As a nonpharmacological therapy, cardiac resynchronization therapy (CRT) is a therapeutic strategy efficacious against advanced HFrEF with dyssynchronous LV motion. There has been a long debate on its indication and responder prediction. The personalized CRT setting after implantation has also been under debate, but there has been no consensus. Leitz et al. demonstrated the extended findings of their prospective observational study, where they followed their study patients for as long as approximately 10 years [4]. In this paper, besides the New York Heart Association Functional Classification, etiology (ischemic), and CRT response, a wide QRS during biventricular pacing was proven to be associated with a higher mortality. Extending these findings, the potential benefit of utilizing the personalized CRT setting to aim for a narrower QRS during biventricular pacing may be proposed for better survival. The ongoing evolution of CRT implantation strategies and CRT devices can further facilitate the ideal CRT setting on a per-patient basis. However, these findings need to be confirmed by future studies.

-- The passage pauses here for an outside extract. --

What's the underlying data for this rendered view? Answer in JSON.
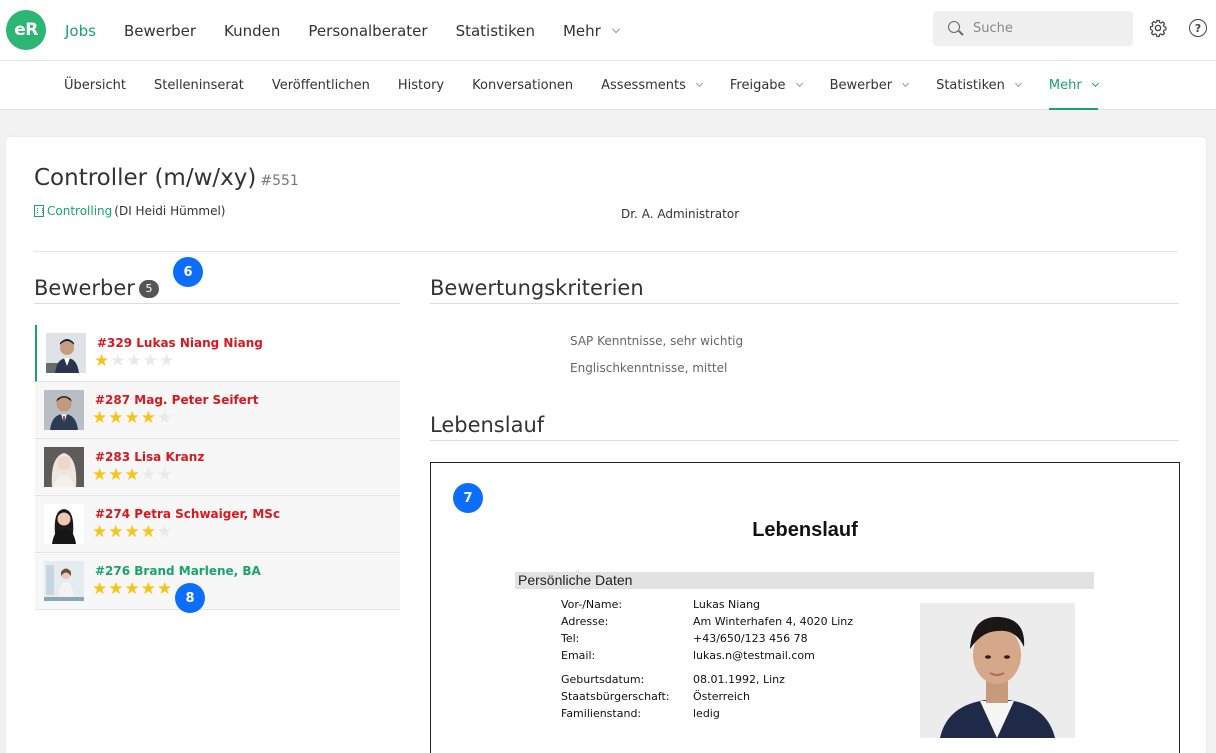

Within human bodies, there are trillions of bacterial organisms belonging to >2000 species, the vast majority being in the gut. There is increasing evidence that the nature of the microbiome plays an important role in human health and disease. On the other hand, accumulating evidence suggests that the interaction between multiple organs plays a crucial role in the pathology of various diseases, including HF. In this context, the interaction between heart and gut, or the “gut-heart axis”, has emerged as a novel concept to provide new insights into the intricate mechanisms of HF. Since gut microbiota is highly variable from person to person, the microbiome approach to HF or cardiomyopathy potentially offers a new possibility for personalized medicine. Short-chain fatty acids (SCFAs) are gut microbiota-derived substances which might mediate the microbiota-driven pathology, leading to various organ dysfunctions. Yukino-Iwashita et al. summarized the current knowledge and perspectives on the possible role of SCFAs in the pathology of HF [5]. SCFAs are shown to have beneficial effects on the heart via their actions on blood pressure control, the immune system, adipose tissue, kidneys and the gut. Conversely, SCFA abundance can be modulated by the condition of the gut and/or heart. Collectively, SCFAs play a central role of mediating the “gut-heart axis” in HF. Although most of the proposed mechanisms of SCFAs that contribute to the pathology of HF shown in this paper are still under debate, and hypotheses are still being generated, microbiome research and SCFAs have the potential to open up a new research direction for a personalized approach to HF.

As a Guest Editor, I would like to thank all authors and reviewers for their contribution to this Special Issue and for the quality of submitted papers. I hope the presented novel findings will facilitate further developments and the refinement of personalized medicine in this area.